Outro ponto central na discussão sobre o uso de celulares nas escolas é a perda das interações humanas diretas. Crianças e adolescentes que passam muito tempo em frente às telas têm menos oportunidades de desenvolver habilidades de comunicação, empatia e resolução de conflitos. Isso pode se refletir em dificuldades para construir amizades e resolver problemas no ambiente escolar.
Margareth Nogueira enfatiza a importância do diálogo como forma de desenvolver habilidades sociais e cognitivas. “Eles precisam de diálogo, interatividade e troca de opiniões. Sem isso, acabam se isolando e não aprendem a lidar com as diferenças de maneira saudável”, afirma.

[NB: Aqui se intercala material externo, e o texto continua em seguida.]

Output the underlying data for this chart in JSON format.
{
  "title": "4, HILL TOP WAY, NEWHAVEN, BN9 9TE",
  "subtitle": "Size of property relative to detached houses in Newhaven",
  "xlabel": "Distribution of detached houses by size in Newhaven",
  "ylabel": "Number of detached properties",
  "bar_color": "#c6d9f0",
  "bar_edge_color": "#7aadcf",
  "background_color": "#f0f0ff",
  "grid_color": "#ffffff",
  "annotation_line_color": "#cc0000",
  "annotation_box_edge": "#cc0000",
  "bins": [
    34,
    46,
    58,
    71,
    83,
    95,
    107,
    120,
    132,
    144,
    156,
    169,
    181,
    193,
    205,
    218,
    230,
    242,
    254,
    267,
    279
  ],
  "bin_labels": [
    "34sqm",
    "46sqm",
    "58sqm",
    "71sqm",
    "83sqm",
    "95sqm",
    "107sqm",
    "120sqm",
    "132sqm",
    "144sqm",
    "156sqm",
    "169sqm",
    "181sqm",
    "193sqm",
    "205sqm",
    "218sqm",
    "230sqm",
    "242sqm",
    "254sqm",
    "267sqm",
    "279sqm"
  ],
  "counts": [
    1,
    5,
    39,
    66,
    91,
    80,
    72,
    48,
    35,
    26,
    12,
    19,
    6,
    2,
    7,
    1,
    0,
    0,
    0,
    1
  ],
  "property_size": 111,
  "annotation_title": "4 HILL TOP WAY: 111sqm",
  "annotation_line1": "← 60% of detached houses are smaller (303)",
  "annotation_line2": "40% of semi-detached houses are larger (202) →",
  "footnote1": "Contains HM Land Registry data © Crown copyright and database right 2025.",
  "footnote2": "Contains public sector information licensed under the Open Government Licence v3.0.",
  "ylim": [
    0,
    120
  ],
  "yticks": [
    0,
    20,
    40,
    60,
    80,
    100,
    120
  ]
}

As famílias têm um papel fundamental na redução do tempo de tela e no incentivo a outras formas de aprendizado e lazer. Para isso, é importante criar rotinas que equilibrem o uso da tecnologia com atividades que estimulem a criatividade e a socialização. Brincadeiras ao ar livre, leitura, práticas esportivas e atividades culturais são algumas das opções que podem ser inseridas no dia a dia das crianças e adolescentes.
Além disso, é fundamental que os pais mantenham um diálogo aberto com os filhos sobre o uso responsável da tecnologia, estabelecendo limites claros e supervisionando o tempo de uso de celulares e outros dispositivos eletrônicos.